Pressing the Case in Other Courts
U.S. courts have recently been drawn into the Khashoggi murder as well. On Aug. 6 this year, Saad al-Jabri, a former top Saudi intelligence officer living in Toronto, filed suit in U.S. District Court in Washington, DC, alleging that the Saudis sent a hit team to kill him just 13 days after the murder of Khashoggi. On Aug. 20, the Open Society Justice Initiative sued under the Freedom of Information Act seeking the release of the same DNI report that Congress has sought to declassify. The Saudis can expect other suits in U.S. federal court for the murder of our first executive director that will not defer to Saudi "final" rulings.
Saudi Arabia isn't the only country that has murdered dissidents living in exile. Both Iran and Russia have engaged in a pattern of extrajudicial killings of its political dissidents living abroad. Other despotic regimes that surveil and threaten their nationals abroad, including China, might well be observing the international reaction to the Khashoggi murder and the gravity of consequences borne by the murderers. Indeed, we can expect to see more such attempts to silence activists abroad, as the number of political exiles demanding change for their home countries increases with expanding authoritarian repression.
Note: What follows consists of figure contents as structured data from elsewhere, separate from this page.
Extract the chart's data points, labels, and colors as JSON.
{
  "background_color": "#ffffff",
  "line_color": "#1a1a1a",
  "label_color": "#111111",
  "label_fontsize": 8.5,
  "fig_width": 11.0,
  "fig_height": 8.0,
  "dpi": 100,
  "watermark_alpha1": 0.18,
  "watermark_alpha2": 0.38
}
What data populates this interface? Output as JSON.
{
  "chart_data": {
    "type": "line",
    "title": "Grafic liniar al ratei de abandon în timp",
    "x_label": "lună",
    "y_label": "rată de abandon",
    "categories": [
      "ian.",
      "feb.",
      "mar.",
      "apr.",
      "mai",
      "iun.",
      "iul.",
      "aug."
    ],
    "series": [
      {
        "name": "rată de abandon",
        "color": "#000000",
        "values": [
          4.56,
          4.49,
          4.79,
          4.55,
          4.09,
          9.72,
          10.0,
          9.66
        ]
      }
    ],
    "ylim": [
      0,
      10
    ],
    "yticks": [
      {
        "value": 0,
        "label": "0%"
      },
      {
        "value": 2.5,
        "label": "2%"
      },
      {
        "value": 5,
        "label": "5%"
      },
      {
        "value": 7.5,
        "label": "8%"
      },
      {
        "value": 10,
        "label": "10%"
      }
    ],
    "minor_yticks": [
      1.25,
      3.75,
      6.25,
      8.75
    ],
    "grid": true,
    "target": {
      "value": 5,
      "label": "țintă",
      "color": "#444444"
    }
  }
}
To safeguard dissidents living in exile, who often are the only independent voices remaining from countries that have quashed all domestic dissent, we must keep up the drumbeat of demands for accountability for Khashoggi's murderers. The world must demonstrate to Crown Prince MBS, Russian President Vladimir Putin, Iran's Revolutionary Guard Corps, and other would-be princely assassins that there is a heavy and unacceptable price to pay for murdering their citizens abroad.